‘Tis true, for this post I dined in a castle and a cake house. There were drawbridges and moats and gables made of gingerbread.
Not really, but it was still tasty.
I figured it was about time I went specifically for bubble tea, so we could begin our long and complex look at this big-cupped, giant-strawed, tapioca-filled piece of Richmond food culture. Until this year, I’d only ever had bubble tea once, when my first-year university roommate gave me a sip of her lychee juice with tapioca. Honestly, I thought the pearls were weird (and nearly choked on the first one as it came barrelling up the straw towards my unexpecting throat), and found the juice to be too sweet. Almost syrupy.
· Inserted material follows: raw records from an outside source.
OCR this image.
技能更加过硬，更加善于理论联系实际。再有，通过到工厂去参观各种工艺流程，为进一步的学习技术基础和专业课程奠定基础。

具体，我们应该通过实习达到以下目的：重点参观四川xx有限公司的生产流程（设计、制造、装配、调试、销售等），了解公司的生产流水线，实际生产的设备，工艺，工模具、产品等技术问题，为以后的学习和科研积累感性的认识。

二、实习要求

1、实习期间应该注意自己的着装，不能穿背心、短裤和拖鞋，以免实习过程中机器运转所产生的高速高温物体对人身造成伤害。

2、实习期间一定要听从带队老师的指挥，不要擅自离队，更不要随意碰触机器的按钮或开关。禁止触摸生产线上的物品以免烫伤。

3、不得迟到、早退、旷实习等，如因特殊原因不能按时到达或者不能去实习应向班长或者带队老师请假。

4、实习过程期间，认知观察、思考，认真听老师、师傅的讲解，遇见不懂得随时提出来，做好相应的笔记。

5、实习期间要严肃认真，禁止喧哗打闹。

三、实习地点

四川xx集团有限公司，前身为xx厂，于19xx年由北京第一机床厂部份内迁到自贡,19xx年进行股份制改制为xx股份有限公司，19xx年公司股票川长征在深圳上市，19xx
Being the young, judgemental 18 year-old I was, I decided “nope, I don’t like bubble tea,” and didn’t touch it again until I’d reached the wise old age of 27. I somehow failed to add it to my list of “things to keep trying until I like.”
The culture of bubble tea is said to have originated in Taiwan in the early 1980′s, and has grown globally. The drinks are especially popular amongst kids and teenagers, who crowd into bubble tea houses to share food in groups, or huddle in pairs over one big cup with two straws, as advertised here. How romantic!
Shops usually carry about 1001 flavours (I exaggerate, but sometimes it seems like that many when you’re trying to choose), and the quality of the tapioca pearls found within the drinks can vary, as can the cubes of grass jelly, coconut jelly, or the various other textural add-ins available.
My first official stop on the 365 bubble tea tour was Pearl Castle, located in Richmond Centre. I decided to go for a classic milk tea with grass jelly ($5.45), and when the server asked “would you like tapioca pearls as well?” I couldn’t resist. I do love of extra ‘stuff’ (in a DQ blizzard – yes please!) however I regretted it in this case. By the time the grass jelly and pearls were in there, there was hardly any room for the milk tea, which was creamy, barely-sweetened, and refreshing! I wanted more drink and a little less chew. A lesson for next time.
If you’ve never had bubble tea before, this is how it works. The glass (or clear plastic cup, if it’s to go), arrives full of your drink of choice, and with the tapioca pearls or cubes of jelly crowding at the bottom. You take a sip from the giant straw, and along with the drink comes pieces of these sweet, chewy bits, which you munch on while enjoying the drink itself. It can become oddly addicting, as I’ve discovered.
Because I was really in the mood for rice, I ordered a plate of kimchi fried rice ($7.95) to go with my milk tea.
My expectations weren’t all that high, but it was actually really quite good, and came with a funny little container of strawberry jelly as my ‘dessert.’
I also ordered a buttered thick toast with condensed milk ($3.75), a classic bubble tea snack I’ve been meaning to try. I almost wish I hadn’t because now I know how good it is. Basically, it’s just a really thick cut of plain white bread that’s toasted, spread with salted butter, then drizzled with sweetened and condensed milk. A plethora of sweet, white, soft ridiculousness!
Thick toast, you are trouble. Pure trouble.
The egg tart was the best I’ve had yet (though still not my favourite treat), and the coconut cake and walnut napoleon were both just ok. This box of goodies revealed the MUST-BUY item from Anna’s Cake House, however: the mango cream puffs. They’re full of fresh mango and cream, sandwiched within an airy, choux-pastry bun and topped with icing sugar. Very, very, very good.
Castles and cakes and cream puffs. Sounds dreamy, doesn’t it?
Cash and cards usually accepted, though their machine was down that day and it was cash only.